Et il s’éloigna. Bang-Bang riait aux éclats.
— Cherubino était mon capitaine pendant la guerre. Il est bien placé pour le savoir.
— Tu as fait quoi dans cette guerre ?
— Moi ? J’ai été marine.
— Oui, mais tu as fait quoi ?
— Eh bien, il paraît qu’un marine est censé savoir tout faire. Il doit savoir manier toutes sortes d’armes, ce qui fait qu’il n’a pas vraiment de spécialité, comme les gars de l’armée de terre, et qu’il se fait tirer dessus avec plus de diversité.
— Qu’est-ce que tu as reçu comme entraînement ?
— Oh, j’ai été bien entraîné. Et j’ai eu un démarrage en flèche. Quand je suis sorti du camp d’entraînement, je me suis retrouvé tout en haut – c’est le cas de le dire. Qn m’a mis pilote d’hélico.
— D’hélico ?
— Hélicoptère, môme. Un engin avec une grande hélice sur le dos. D’où tu sors, bon sang ? Ça t’arrive de regarder les vieux films ?… Enfin bon, pour en revenir à mon histoire, je passais la journée à sillonner le ciel et à tirer sur tout ce qui bougeait en bas, quand, brusquement, ils m’ont envoyé dans une école de spécialistes.
— Quelle branche ?
— Sabotage. (Les boulettes de viande et les spaghetti arrivèrent.) Oh, et puis zut, môme ! Puisqu’on est potes, autant que je te dise la vérité. Je m’étais écrasé tant de fois et j’avais bousillé tant d’hélicos qu’un colonel a dit : « Ce (bip) de Rimbombo est un élément doué ; mais il n’est pas dans la bonne branche. Envoyez-le à l’école de sabotage. » J’ai essayé de lui expliquer que c’était difficile de ne pas se crasher dans un hélico criblé de balles, mais il n’a pas voulu m’écouter et je me suis retrouvé saboteur. Et je n’ai pas eu besoin de me reconvertir après la guerre. Personne n’est au courant de cette histoire, alors ne l’ébruite pas, môme.

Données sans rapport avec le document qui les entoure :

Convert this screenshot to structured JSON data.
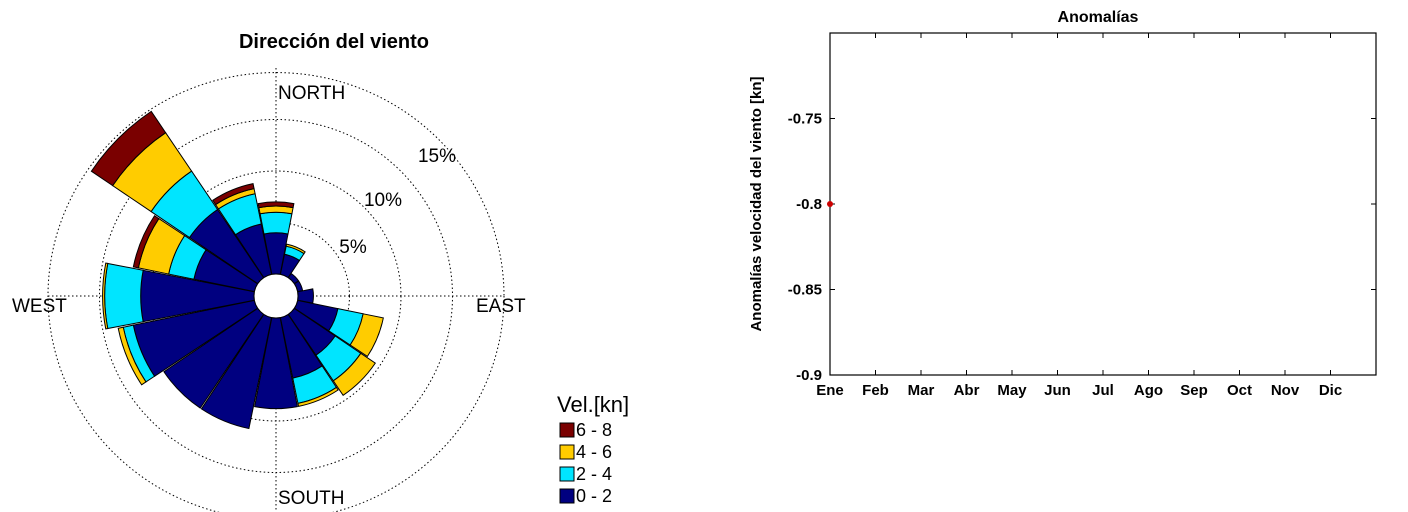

— Oh, je ne dirai rien, le rassura Heller. (Après un temps, il dit :) Bang-Bang, j’aimerais que tu me donnes ton avis à propos de quelque chose.
Ah, on entrait dans le vif du sujet. Quel hypocrite, ce Heller. Je savais très bien qu’il n’était pas venu ici pour s’amuser. Je dressai l’oreille. Peut-être qu’il allait réussir à se mettre Bang-Bang à dos. Il a le don d’irriter tout le monde. Moi, surtout… Une habitude dangereuse !
Il sortit un formulaire de sa poche. L’en-tête disait :
ÉCOLE D’ENTRAÎNEMENT DES OFFICIERS DE RÉSERVE
Il s’agissait d’un formulaire d’engagement.
— Bang-Bang, reprit Heller, regarde cette ligne, ici. Elle dit que je promets d’être fidèle aux États-Unis d’Amérique et de soutenir la Constitution. Et je suis censé signer. Ça me paraît plutôt irrévocable comme serment.